The rest is history, as they say, until my son Ralph got Reye’s syndrome some years later and died, and I launched off into the dreaminess his death may or may not have even caused but didn’t help, and my life with X broke apart after seeing
The Thirty-Nine Steps
one night, causing her to send her hope chest chuffing up the chimney stack.
Though as I began by saying, I’m not sure what any of this proves. We all have histories of one kind or another. Some of us have careers that do fine or that do lousy. Something got us to where we are, and nobody’s history could’ve brought another Tom, Dick or Harry to the same place. And to me that fact limits the final usefulness of these stories. To the extent that it’s incompletely understood or undisclosed, or just plain fabricated, I suppose it’s true that history can make mystery. And I am always vitally interested in life’s mysteries, which are never in too great a supply, and which I should say are something very different from the dreaminess I just mentioned. Dreaminess is, among other things, a state of suspended recognition, and a response to too much useless and complicated factuality. Its symptoms can be a long-term interest in the weather, or a sustained soaring feeling, or a bout of the stares that you sometimes can not even know about except in retrospect, when the time may seem fogged. When you are young and you suffer it, it is not so bad and in some ways it’s normal and even pleasurable.
But when you get to my age, dreaminess is
not
so pleasurable, at least as a steady diet, and one should avoid it if you’re lucky enough to know it exists, which many people aren’t. For a time—this was a period after Ralph died—I had no idea about it myself, and in fact thought I was onto something big—changing my life, moorings loosed, women, travel, marching to a different drummer. Though I was wrong.
Which leaves a question which might in fact be interesting.
Why did I quit writing? Forgetting for the moment that I quit writing to become a sportswriter, which is more like being a businessman, or an old-fashioned traveling salesman with a line of novelty household items, than being a genuine writer, since in so many ways words are just our currency, our medium of exchange with our readers, and there is very little that is ever genuinely creative to it at all—even if you’re not much more than a fly-swat reporter, as I’m not. Real writing, after all, is something much more complicated and enigmatic than anything usually having to do with sports, though that’s not to say a word against sports writing, which I’d rather do than anything.
Was it just that things did not come easily enough?

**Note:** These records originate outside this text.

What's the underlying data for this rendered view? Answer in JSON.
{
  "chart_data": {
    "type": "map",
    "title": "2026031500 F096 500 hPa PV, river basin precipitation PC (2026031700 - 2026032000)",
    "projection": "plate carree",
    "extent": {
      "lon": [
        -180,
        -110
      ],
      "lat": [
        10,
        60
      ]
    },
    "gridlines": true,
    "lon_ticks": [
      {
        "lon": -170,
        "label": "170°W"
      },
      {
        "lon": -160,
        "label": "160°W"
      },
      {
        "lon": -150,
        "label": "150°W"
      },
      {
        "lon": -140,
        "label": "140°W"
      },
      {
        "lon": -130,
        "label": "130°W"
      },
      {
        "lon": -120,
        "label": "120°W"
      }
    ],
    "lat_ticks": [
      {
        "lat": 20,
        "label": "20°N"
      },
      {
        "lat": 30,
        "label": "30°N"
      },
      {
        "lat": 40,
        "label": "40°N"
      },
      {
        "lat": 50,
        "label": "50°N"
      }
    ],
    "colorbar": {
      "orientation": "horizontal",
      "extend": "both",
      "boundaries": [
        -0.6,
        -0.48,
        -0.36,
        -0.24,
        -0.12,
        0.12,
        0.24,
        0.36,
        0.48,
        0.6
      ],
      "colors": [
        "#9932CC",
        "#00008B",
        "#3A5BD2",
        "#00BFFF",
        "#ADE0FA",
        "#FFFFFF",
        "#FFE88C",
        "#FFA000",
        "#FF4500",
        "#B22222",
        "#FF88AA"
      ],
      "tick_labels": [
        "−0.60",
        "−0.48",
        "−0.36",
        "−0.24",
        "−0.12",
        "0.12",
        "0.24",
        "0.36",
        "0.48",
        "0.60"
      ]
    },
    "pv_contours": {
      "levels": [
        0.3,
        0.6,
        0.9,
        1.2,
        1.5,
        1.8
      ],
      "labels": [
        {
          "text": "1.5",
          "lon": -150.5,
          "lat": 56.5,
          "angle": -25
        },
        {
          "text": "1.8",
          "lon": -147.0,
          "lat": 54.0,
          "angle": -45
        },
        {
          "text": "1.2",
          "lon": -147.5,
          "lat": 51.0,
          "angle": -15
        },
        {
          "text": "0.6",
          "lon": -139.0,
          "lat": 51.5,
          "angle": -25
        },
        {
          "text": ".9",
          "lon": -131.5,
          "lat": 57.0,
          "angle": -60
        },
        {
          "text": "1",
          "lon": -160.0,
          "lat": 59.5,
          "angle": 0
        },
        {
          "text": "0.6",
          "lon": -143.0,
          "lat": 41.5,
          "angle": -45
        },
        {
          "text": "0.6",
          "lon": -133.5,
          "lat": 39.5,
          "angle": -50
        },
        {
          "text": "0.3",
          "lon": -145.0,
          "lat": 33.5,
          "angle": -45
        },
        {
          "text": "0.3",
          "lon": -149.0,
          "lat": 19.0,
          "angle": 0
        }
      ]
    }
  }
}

Or that I couldn’t translate my personal recognitions into the ambiguous stuff of complex literature? Or that I had nothing to write about, no more discoveries up my sleeve or the pizzaz to write the more extensive work?
And my answer is: there are those reasons and at least twenty better ones. (Some people only have one book in them. There are worse things.)
One thing certain is that I had somehow lost my sense of anticipation at age twenty-five. Anticipation is the sweet pain to know whatever’s next—a must for any real writer. And I had no more interest in what I might write next—the next sentence, the next day—than I cared what a rock weighed on Mars. Nor did I think that writing a novel could make me interested again.
Though I minded like all get out the loss of anticipation. And the glossy sports magazine promised me that there would always be something to look forward to, every two weeks. They’d see to it. And it wouldn’t be something too hard to handle in words (my first “beat” was swimming, and some of the older writers put me through a pretty vigorous crash apprenticeship, which always happens). I had no special store of sports knowledge, but that wasn’t needed. I was as comfortable as an old towel in a locker room, had plenty of opinions and had always admired athletes anyway. The good-spirited, manly presence of naked whites and Negroes has always made me feel well-located, and I was never out of place asking a few easy-to-answer questions and being somewhat less imposing than everybody around.